16 personas han perdido la vida en los incendios forestales que afectan al sur de Chile desde el sábado. Las regiones de Ñuble y Biobío concentran la tragedia, con más de 9.000 hectáreas consumidas y 30.000 evacuados. El gobierno declaró Estado de Catástrofe.
Los incendios comenzaron el sábado y no han dado tregua. El ministro de Seguridad Pública, Luis Cordero, confirmó las 16 víctimas mortales encontradas en las zonas donde el fuego avanzó sin freno. Durante la madrugada del domingo se activaron cerca de 88 alertas del Sistema de Alerta de Emergencia para advertir a los vecinos del peligro inminente.
La comuna de Penco, situada a unos 500 kilómetros al sur de Santiago, se ha convertido en uno de los epicentros del desastre. Allí, según Esteban Krause, director regional de la Corporación Nacional Forestal, se quemaron preliminarmente unas 5.000 hectáreas. En la región de Ñuble, nueve incendios diferentes han arrasado más de 4.000 hectáreas adicionales.
El gobernador de Biobío, Sergio Giacaman, no dudó en comparar la magnitud de lo ocurrido: "Es una catástrofe tan grave como la vivida en 2010 con el terremoto", dijo en referencia a una de las mayores tragedias que ha golpeado al país sudamericano.
Viento Puelche y altas temperaturas complican la extinción
Las condiciones meteorológicas jugaron en contra desde el primer momento. El llamado "viento Puelche", un fenómeno característico de la zona que trae aire seco y caliente desde la cordillera de los Andes, ha empeorado la situación al elevar las temperaturas y reducir la humedad. Alicia Cebrián, directora del Servicio Nacional de Prevención y Respuesta ante Desastres, admitió que "son condiciones bien adversas las que hemos enfrentado".
El presidente Gabriel Boric reaccionó con rapidez. Este domingo declaró Estado de Catástrofe en las zonas afectadas y anunció que viajará al lugar para evaluar personalmente la situación. Además, suspendió su agenda del lunes para concentrarse en la emergencia. El ministro del Interior, Álvaro Elizalde, explicó que el objetivo es "reforzar las medidas que, hasta el momento, se han adoptado".
Incluso el presidente electo, José Antonio Kast, que asumirá en marzo, hizo un llamado a la unidad: "En este momento crítico de la emergencia no hay espacio para la política. Hoy el foco debe ser combatir los incendios, ir en auxilio de las personas afectadas y apoyar a las autoridades".

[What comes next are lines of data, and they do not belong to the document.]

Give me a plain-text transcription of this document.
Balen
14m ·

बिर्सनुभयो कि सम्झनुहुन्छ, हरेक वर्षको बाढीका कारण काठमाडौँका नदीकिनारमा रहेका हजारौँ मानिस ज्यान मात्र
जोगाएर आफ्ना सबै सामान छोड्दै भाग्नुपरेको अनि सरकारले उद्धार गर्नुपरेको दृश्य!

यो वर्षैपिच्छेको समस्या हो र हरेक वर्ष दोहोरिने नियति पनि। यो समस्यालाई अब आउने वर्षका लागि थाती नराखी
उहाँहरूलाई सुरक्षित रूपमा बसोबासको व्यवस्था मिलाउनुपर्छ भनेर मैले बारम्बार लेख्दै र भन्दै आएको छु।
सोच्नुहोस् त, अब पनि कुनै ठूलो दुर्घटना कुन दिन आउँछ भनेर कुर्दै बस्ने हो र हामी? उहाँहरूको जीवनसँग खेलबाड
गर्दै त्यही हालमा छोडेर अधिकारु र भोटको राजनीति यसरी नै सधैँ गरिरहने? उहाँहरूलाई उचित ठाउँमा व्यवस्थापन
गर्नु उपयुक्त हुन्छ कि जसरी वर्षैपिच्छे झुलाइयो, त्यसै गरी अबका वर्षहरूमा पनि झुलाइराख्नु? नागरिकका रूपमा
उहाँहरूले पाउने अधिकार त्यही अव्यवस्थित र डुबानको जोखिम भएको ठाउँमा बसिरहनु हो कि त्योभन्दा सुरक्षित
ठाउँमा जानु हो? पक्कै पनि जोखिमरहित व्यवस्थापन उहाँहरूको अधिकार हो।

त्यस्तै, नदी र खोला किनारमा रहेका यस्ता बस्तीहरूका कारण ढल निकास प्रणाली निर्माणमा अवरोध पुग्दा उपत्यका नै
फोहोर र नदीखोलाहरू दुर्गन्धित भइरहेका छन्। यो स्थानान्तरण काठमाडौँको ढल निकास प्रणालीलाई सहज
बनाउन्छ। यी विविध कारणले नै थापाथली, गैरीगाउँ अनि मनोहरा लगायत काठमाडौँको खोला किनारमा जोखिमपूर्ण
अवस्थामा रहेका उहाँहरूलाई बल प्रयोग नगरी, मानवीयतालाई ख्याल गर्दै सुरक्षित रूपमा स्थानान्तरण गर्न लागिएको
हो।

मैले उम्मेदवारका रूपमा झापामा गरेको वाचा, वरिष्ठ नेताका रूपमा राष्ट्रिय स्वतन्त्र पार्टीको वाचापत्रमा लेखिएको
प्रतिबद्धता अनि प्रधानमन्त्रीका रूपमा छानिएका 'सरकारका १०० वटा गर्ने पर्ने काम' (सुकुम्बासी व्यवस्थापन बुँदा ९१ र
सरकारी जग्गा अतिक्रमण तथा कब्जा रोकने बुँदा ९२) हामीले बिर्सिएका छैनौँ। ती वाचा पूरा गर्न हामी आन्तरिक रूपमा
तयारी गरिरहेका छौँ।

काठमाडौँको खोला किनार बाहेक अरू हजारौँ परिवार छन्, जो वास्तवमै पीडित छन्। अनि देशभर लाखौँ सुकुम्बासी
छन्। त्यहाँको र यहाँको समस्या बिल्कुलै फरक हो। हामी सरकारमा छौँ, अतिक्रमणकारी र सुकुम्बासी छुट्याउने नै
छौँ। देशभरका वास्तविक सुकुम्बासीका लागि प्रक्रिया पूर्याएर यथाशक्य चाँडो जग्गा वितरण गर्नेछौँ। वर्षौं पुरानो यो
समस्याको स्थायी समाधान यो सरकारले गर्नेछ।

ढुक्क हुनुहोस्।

Un problema recurrente que se agrava
Chile siempre ha conocido los incendios forestales por su geografía, su vegetación y su clima. Pero lo que antes era manejable se ha convertido en una amenaza creciente. Desde 2010, la frecuencia y la intensidad de los fuegos han aumentado de forma notable. La crisis climática, la megasequía que lleva más de una década y la expansión de la "interfaz urbano-rural", zonas donde conviven vegetación combustible y construcciones, han convertido cada verano en una temporada de alto riesgo.
Los incendios de 2017 marcaron un antes y un después al consumir casi 600.000 hectáreas en las regiones de O'Higgins, Maule y Biobío. Ese año obligó a cambiar la escala con la que se medían estos siniestros. Sin embargo, la peor tragedia relacionada con el fuego ocurrió en febrero de 2024 en Valparaíso, cuando las llamas se cobraron la vida de 136 personas. Lo que está ocurriendo ahora en Ñuble y Biobío vuelve a poner sobre la mesa la vulnerabilidad de Chile frente a estos fenómenos.